OCCUPIED SRINAGAR: Complete shutdown will be observed in Indian Illegally Occupied Jammu and Kashmir (IIOJK) on Wednesday to mark the 13th July 1931 Kashmir Martyrs’ Day.
Call for the strike is part of the Martyrs’ Week given by the All Parties Hurriyat Conference and supported by all pro-freedom organizations in remembrance of the 1931 martyrs.
The people will assemble at Martyrs’ Graveyard at Naqashband Sahib in Srinagar to pay tributes to the martyrs who are buried there.
The APHC leadership in a statement reiterated its appeal for observance of shutdown to commemorate the martyrdom of 22 Kashmiris who were killed within the premises of Central Jail Srinagar by the forces of Dogra ruler on this day in 1931.

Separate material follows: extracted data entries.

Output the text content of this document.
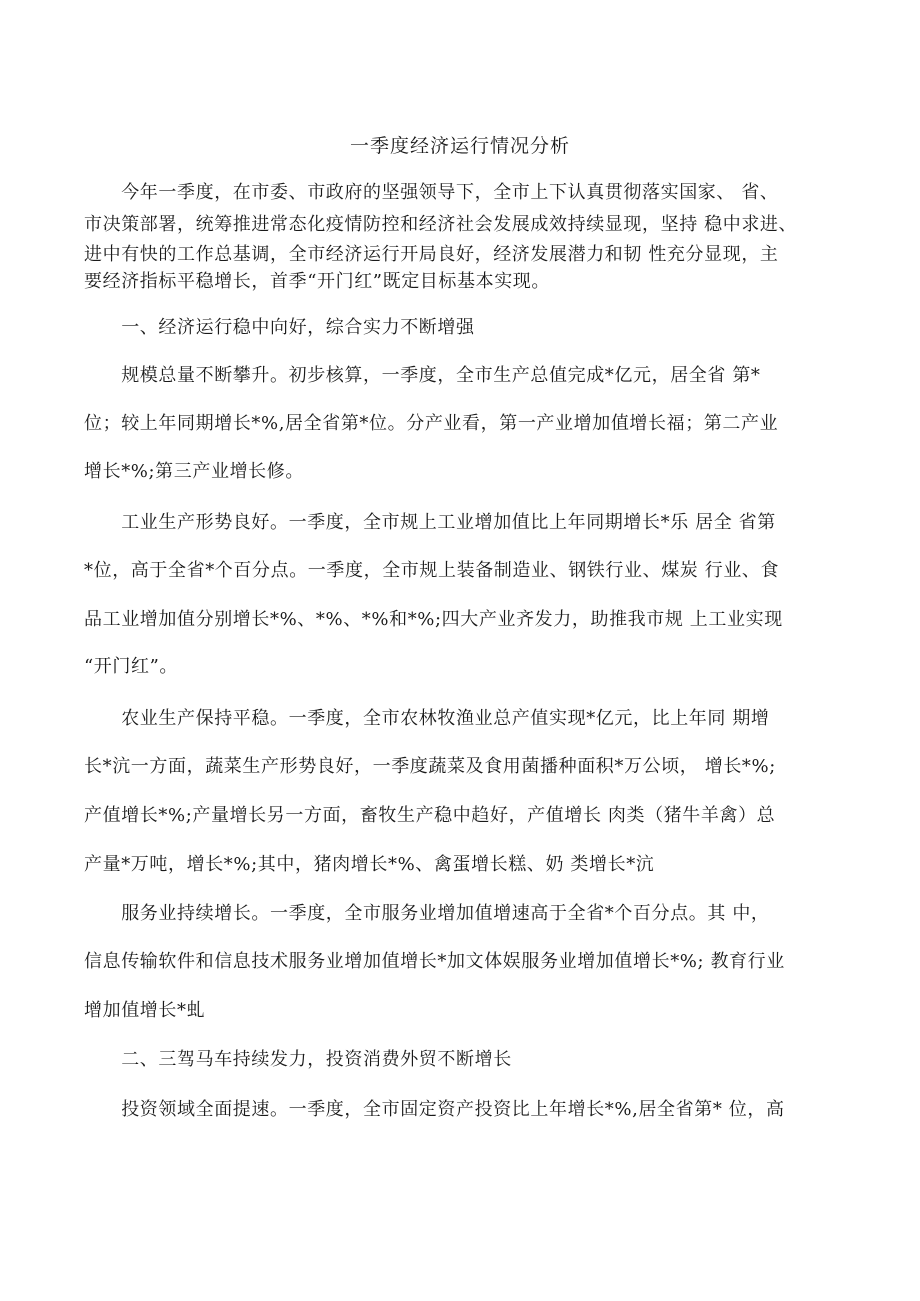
一季度经济运行情况分析
　　今年一季度，在市委、市政府的坚强领导下，全市上下认真贯彻落实国家、 省、
市决策部署，统筹推进常态化疫情防控和经济社会发展成效持续显现，坚持 稳中求进、
进中有快的工作总基调，全市经济运行开局良好，经济发展潜力和韧 性充分显现，主
要经济指标平稳增长，首季“开门红”既定目标基本实现。
　　一、经济运行稳中向好，综合实力不断增强
　　规模总量不断攀升。初步核算，一季度，全市生产总值完成*亿元，居全省 第*
位；较上年同期增长*%,居全省第*位。分产业看，第一产业增加值增长福；第二产业
增长*%;第三产业增长修。
　　工业生产形势良好。一季度，全市规上工业增加值比上年同期增长*乐 居全 省第
*位，高于全省*个百分点。一季度，全市规上装备制造业、钢铁行业、煤炭 行业、食
品工业增加值分别增长*%、*%、*%和*%;四大产业齐发力，助推我市规 上工业实现
“开门红”。
　　农业生产保持平稳。一季度，全市农林牧渔业总产值实现*亿元，比上年同 期增
长*沆一方面，蔬菜生产形势良好，一季度蔬菜及食用菌播种面积*万公顷， 增长*%;
产值增长*%;产量增长另一方面，畜牧生产稳中趋好，产值增长 肉类（猪牛羊禽）总
产量*万吨，增长*%;其中，猪肉增长*%、禽蛋增长糕、奶 类增长*沆
　　服务业持续增长。一季度，全市服务业增加值增速高于全省*个百分点。其 中，
信息传输软件和信息技术服务业增加值增长*加文体娱服务业增加值增长*%; 教育行业
增加值增长*虬
　　二、三驾马车持续发力，投资消费外贸不断增长
　　投资领域全面提速。一季度，全市固定资产投资比上年增长*%,居全省第* 位，高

These martyrs were part of thousands of people who had assembled outside Central Jail, Srinagar, during the court proceedings against one Abdul Qadeer who had asked people to defy the Dogra rule.

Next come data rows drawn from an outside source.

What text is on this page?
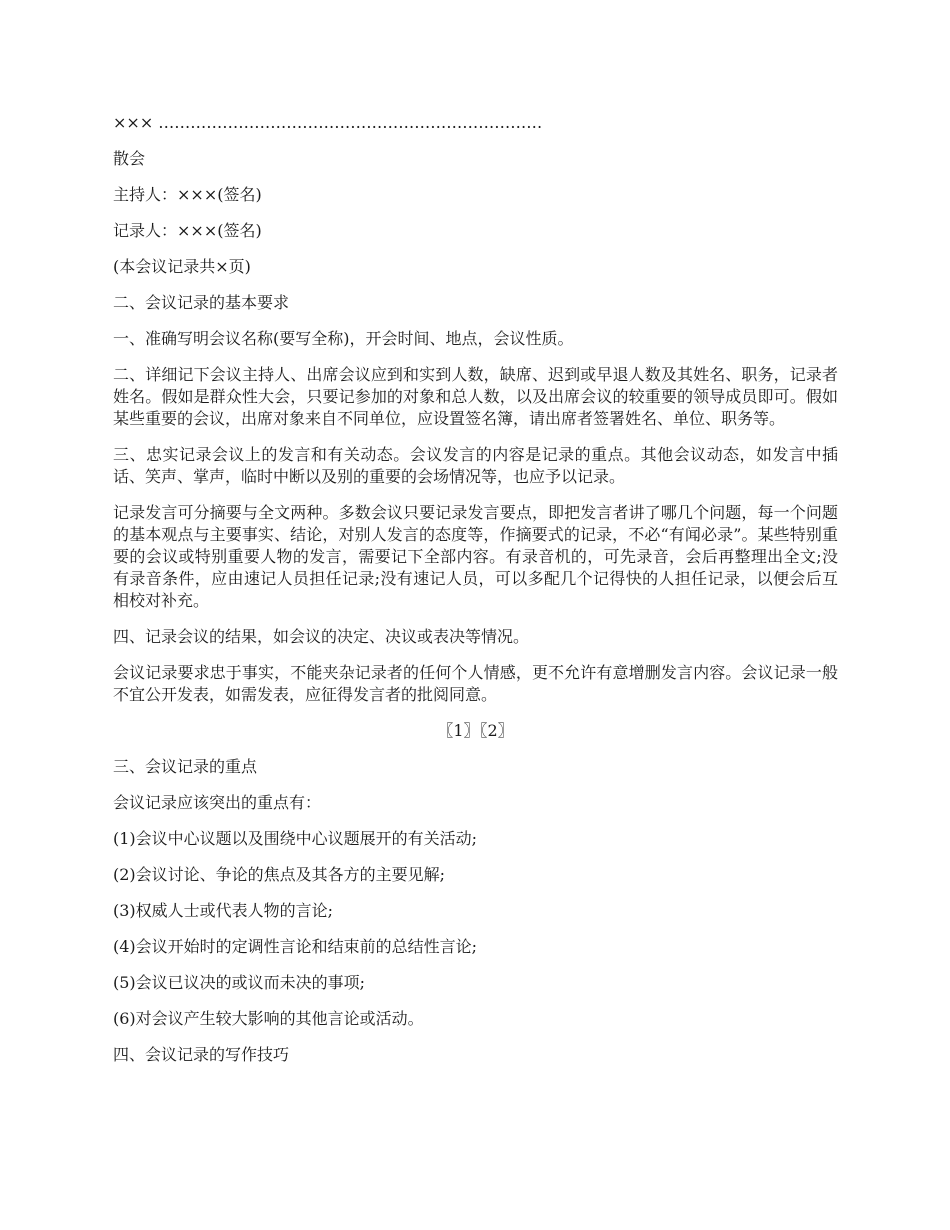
××× ………………………………………………………………

散会

主持人：×××(签名)

记录人：×××(签名)

(本会议记录共×页)

二、会议记录的基本要求

一、准确写明会议名称(要写全称)，开会时间、地点，会议性质。

二、详细记下会议主持人、出席会议应到和实到人数，缺席、迟到或早退人数及其姓名、职务，记录者姓名。假如是群众性大会，只要记参加的对象和总人数，以及出席会议的较重要的领导成员即可。假如某些重要的会议，出席对象来自不同单位，应设置签名簿，请出席者签署姓名、单位、职务等。

三、忠实记录会议上的发言和有关动态。会议发言的内容是记录的重点。其他会议动态，如发言中插话、笑声、掌声，临时中断以及别的重要的会场情况等，也应予以记录。

记录发言可分摘要与全文两种。多数会议只要记录发言要点，即把发言者讲了哪几个问题，每一个问题的基本观点与主要事实、结论，对别人发言的态度等，作摘要式的记录，不必“有闻必录”。某些特别重要的会议或特别重要人物的发言，需要记下全部内容。有录音机的，可先录音，会后再整理出全文;没有录音条件，应由速记人员担任记录;没有速记人员，可以多配几个记得快的人担任记录，以便会后互相校对补充。

四、记录会议的结果，如会议的决定、决议或表决等情况。

会议记录要求忠于事实，不能夹杂记录者的任何个人情感，更不允许有意增删发言内容。会议记录一般不宜公开发表，如需发表，应征得发言者的批阅同意。

〖1〗〖2〗

三、会议记录的重点

会议记录应该突出的重点有：

(1)会议中心议题以及围绕中心议题展开的有关活动;

(2)会议讨论、争论的焦点及其各方的主要见解;

(3)权威人士或代表人物的言论;

(4)会议开始时的定调性言论和结束前的总结性言论;

(5)会议已议决的或议而未决的事项;

(6)对会议产生较大影响的其他言论或活动。

四、会议记录的写作技巧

At the time of Namaz-e-Zuhr, a young man started Azaan and was shot dead by the Dogra soldiers. Another took his place and he too was martyred by the troops. Thus, 22 youth sacrificed their lives till the completion of Azaan.
The APHC said that the sacred blood of these martyrs ignited the candle of freedom in Jammu and Kashmir against the tyranny and subjugation of the Dogra rulers.
The leadership urged the OIC Secretary General and the UN chief António Guterres, to save the innocent Kashmiris from trigger-happy Indian forces by resolving the Kashmir dispute in its historical perspective.
Meanwhile, illegally detained senior APHC leader Nayeem Ahmad Khan and other Hurriyat leaders including Abdul Ahad Parra, Firdous Ahmad Shah, Syed Bashir Andrabi, Zamrooda Habib, Yasmeen Raja, Ghulam Muhammad Khan Sopori and APHC-AJK Convener Mehmood Ahmad Saghar in their statements paying glowing tributes to the July 1931 martyrs, said that the unprecedented sacrifices rendered by the people of Kashmir for the freedom cause would not be allowed go waste.
They said: “As per the UN resolutions Pakistan is a key stakeholder in the Kashmir dispute and it is naïve to think that any conflict resolution process can yield results without the proper involvement of key stakeholders”. The leaders said that Kashmir was neither a regional, nor a boundary issue, it was an issue which involves the political future of the Kashmiris.